At this year’s Eco Forum in Guiyang on the Wu River, a city in southern China that derives 70 per cent of its electricity supply from hydropower, the dominant theme was: “embracing a new era of eco-civilisation”.
Hosted by the central government in July, this is now an annual event which promotes international cooperation in sustainable development, drawing hundreds of policy specialists from around the world.
At last month’s forum in his opening speech Yu Zhengsheng, a senior member of the Chinese Communist Party (CPC), stressed that the central government will promote “a green development lifestyle and accelerate progress towards the new era”. The role of eco-civilisation in the country’s economic future was, once again, reaffirmed.
Ecological civilisation is the environmental slogan the Chinese government has promoted over the past few years. New research into eco-civilisation from the University of Melbourne’s Sustainable Society Institute, finds that China’s official rhetoric on ecological civilisation (that has followed industrial civilisation) has produced a new eco-minded, balanced, model of economic growth, which has opened-up a range of low-pollution policy options, while closing-off the high-pollution ones.
What’s more, through ecological civilisation China can help the world reach the goal of limiting global temperature to 1.5C above pre-industrial levels declared at the Paris COP21 in December 2015.
China’s old dominant discourse about industrial civilisation, which existed from 1978 to 2011, comprised the core “principle” of economy over the environment, or a GDP obsession to the relative neglect of ecological impact.
By contrast, ecological-civilisation, which first appeared as a buzzword around 2007, comprises the core principle of economy-environment harmony, or balance between economic development and nature conservation.
The new discourse
Later 2015, early 2016 is seen as the start of a period when eco civilisation dominates China’s definition of economic growth and informs high level policy initiatives.
In January, China’s National Energy Administration (NEA) announced that more than 1,000 existing coal mines will be closed over the coming year. Also that month, China’s Transport Ministry promised to “thoroughly implement the concept of ecological civilisation”.
In March, China’s 13th Five-Year Plan (FYP) was released and described as the “greenest FYP yet”. Premier Li Keqiang accompanying speech explained that “we need to protect the environment while pursuing development”.
And in June, the World Economic Forum described China a “green energy superpower” in view of its position as the world’s number one generator of solar and wind power.
Strengthening the Paris Agreement
International focus is on whether China can fast-track efforts to construct an eco-civilisation and accelerating the greenhouse gas mitigation ambitions of the Paris Agreement.

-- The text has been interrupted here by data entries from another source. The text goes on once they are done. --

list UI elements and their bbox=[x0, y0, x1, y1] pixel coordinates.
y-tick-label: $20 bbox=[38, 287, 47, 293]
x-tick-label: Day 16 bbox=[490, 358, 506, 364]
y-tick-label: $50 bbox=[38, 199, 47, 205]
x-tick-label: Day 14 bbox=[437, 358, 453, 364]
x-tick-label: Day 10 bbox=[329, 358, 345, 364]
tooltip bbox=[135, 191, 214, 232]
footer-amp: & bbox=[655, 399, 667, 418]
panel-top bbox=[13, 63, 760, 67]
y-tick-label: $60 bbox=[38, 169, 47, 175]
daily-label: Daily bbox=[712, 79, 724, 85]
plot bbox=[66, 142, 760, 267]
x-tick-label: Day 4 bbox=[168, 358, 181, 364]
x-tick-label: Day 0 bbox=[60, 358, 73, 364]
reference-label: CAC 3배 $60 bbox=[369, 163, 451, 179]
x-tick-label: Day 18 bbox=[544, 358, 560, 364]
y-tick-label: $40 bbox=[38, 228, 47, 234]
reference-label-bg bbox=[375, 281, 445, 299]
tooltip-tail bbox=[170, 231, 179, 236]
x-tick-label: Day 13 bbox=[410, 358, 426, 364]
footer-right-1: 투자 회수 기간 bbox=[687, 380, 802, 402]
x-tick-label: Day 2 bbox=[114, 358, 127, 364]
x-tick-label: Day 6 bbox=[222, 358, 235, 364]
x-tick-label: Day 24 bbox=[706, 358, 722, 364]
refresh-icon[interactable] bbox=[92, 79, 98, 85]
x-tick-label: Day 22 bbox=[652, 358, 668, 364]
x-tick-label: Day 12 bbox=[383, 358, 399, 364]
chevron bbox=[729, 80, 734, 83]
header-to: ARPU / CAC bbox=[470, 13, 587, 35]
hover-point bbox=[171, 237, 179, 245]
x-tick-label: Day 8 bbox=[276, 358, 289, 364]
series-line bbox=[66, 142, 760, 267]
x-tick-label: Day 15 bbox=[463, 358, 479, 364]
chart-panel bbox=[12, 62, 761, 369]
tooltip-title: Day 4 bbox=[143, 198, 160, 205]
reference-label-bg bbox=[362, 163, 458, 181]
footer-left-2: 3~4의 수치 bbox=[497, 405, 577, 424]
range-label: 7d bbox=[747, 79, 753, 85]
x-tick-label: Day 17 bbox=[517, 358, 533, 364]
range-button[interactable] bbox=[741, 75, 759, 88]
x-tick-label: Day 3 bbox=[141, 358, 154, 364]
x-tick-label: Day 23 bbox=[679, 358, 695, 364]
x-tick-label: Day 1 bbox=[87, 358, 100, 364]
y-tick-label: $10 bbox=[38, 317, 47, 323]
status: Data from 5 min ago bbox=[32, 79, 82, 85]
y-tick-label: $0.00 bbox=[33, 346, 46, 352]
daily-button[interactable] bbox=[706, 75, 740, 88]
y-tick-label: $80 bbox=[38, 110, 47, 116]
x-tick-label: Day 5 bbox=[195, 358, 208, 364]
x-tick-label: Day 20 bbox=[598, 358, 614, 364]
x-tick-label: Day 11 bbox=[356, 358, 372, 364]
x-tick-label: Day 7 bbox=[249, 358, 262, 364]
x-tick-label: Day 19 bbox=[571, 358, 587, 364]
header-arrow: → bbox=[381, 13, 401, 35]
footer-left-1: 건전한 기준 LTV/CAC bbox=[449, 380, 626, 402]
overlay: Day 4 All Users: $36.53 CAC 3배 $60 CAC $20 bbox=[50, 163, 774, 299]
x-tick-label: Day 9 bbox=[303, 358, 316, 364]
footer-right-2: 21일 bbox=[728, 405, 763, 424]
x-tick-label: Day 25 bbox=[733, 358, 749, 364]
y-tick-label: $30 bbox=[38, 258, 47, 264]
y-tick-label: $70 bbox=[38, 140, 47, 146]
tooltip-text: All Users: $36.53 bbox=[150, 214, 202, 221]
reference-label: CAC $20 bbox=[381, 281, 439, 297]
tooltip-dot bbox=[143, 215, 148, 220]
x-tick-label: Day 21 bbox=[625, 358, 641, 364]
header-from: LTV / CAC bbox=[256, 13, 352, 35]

To do this, China could expand resource taxes, particularly on coal, to reflect the associated health and environmental costs. At present coal is very lightly taxed. This would not only help to secure a possibility to reach the aspirational 1.5C goal, but it would also deliver increased tax revenue for China’s central government, and perhaps reduce the need for ad hoc local fees and charges.
China’s nation-wide Emissions Trading System (ETS) – a tool whereby greenhouse gas emissions are traded — should be up-and-running in 2017. This market mechanism will potentially accelerate the adoption of cleaner sources of energy such as renewable energy and realise Beijing’s aspirational pledge of peaking GHG emissions in 2030 or earlier.
However, much will depend on just how the Chinese system is designed, how stringent it is, and whether it can be at some point linked together with other international cap-and-trade systems.
The chances of limiting warming to the 1.5C goal would be greatly enhanced if China were to implement deeper and more comprehensive low and zero emissions infrastructure financing and institutional reform.
While the country already plays a significant role in financing renewable energy technology, and is becoming increasingly cost competitive with high carbon alternatives, recommendation proposed by UNEP explain that this could be enhanced by establishing a green financial system in China, spanning: specialised investment institutions, fiscal and financial policy support, financial infrastructure, and legal infrastructure.